Ryan Zimmerman banged his seventh homer of the year, the two-run blast going as his only hit of the night. The early .385/.437/.800 slash line is quite the surprise following his .218/.272/.370 line from 2016 spanning 467 plate appearances. His hard contact rate was still good last year at 35%, but he devolved into a ground ball machine, at 49%. He's got his LD% back up to 24% though, and with 40% fly balls he's found his power stroke once more. It seems like only a matter of time before he's injured again, which has been the tale of his latter career, but until that happens he should be owned and started in all but the shallowest of mixed leagues.

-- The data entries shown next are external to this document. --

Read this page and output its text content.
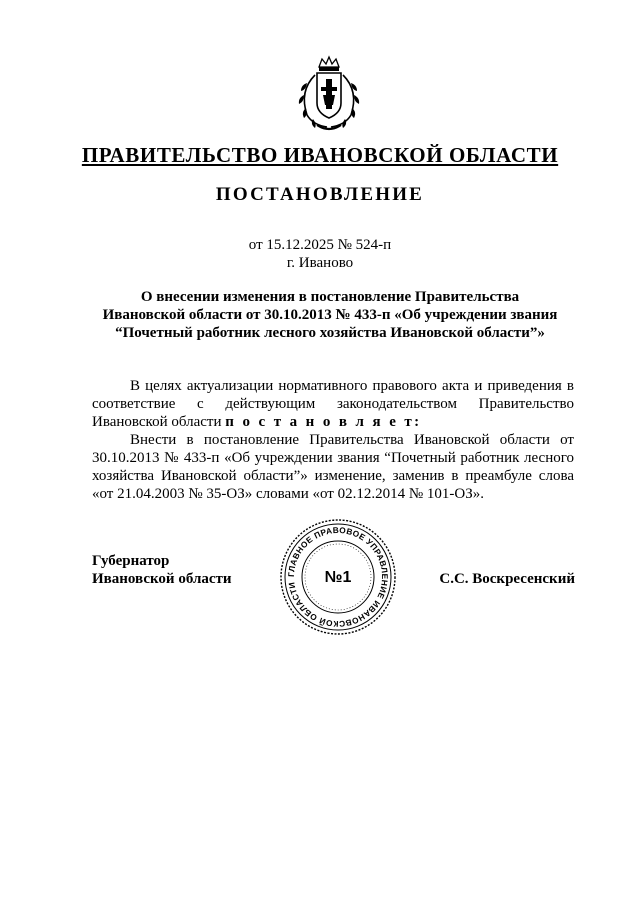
ПРАВИТЕЛЬСТВО ИВАНОВСКОЙ ОБЛАСТИ
ПОСТАНОВЛЕНИЕ
от 15.12.2025 № 524-п
г. Иваново
О внесении изменения в постановление Правительства
Ивановской области от 30.10.2013 № 433-п «Об учреждении звания
“Почетный работник лесного хозяйства Ивановской области”»

В целях актуализации нормативного правового акта и приведения в соответствие с действующим законодательством Правительство Ивановской области п о с т а н о в л я е т:

Внести в постановление Правительства Ивановской области от 30.10.2013 № 433-п «Об учреждении звания “Почетный работник лесного хозяйства Ивановской области”» изменение, заменив в преамбуле слова «от 21.04.2003 № 35-ОЗ» словами «от 02.12.2014 № 101-ОЗ».

Губернатор
Ивановской области	ГЛАВНОЕ ПРАВОВОЕ УПРАВЛЕНИЕ ИВАНОВСКОЙ ОБЛАСТИ	№1	С.С. Воскресенский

Zack Greinke squeezed as much juice as he could out of another nice matchup with the Padres, yielding just one run over six innings with no walks and 11 strikeouts. He lowered his ERA to 2.93 in April, and his FIP (2.55) and xFIP (3.17) agree that it's no fluke. His 8.48 K/9 and 1.88 BB/9 are reminiscent of his 2014-15 seasons that were Cy Young caliber, so those that gambled on Greinke have to be pleased so far. However, it also helps that his start before this one was also against this same hapless Padres offense, and that goes a long way towards padding your numbers. It's worth noting that he's still dealing with diminished velocity from last year, but as a crafty veteran with plus command that should be an issue he can deal with. Things should continue to trend upwards for him when Arizona puts in their Humidor in a month or so. Homers have diminished from Coors by around 25% with the use of a Humidor, so this is exciting news for every D'Backs pitcher. He'll have to get by without its benefit for now though, and he'll face a much tougher offense in his next start, at home against the Rockies.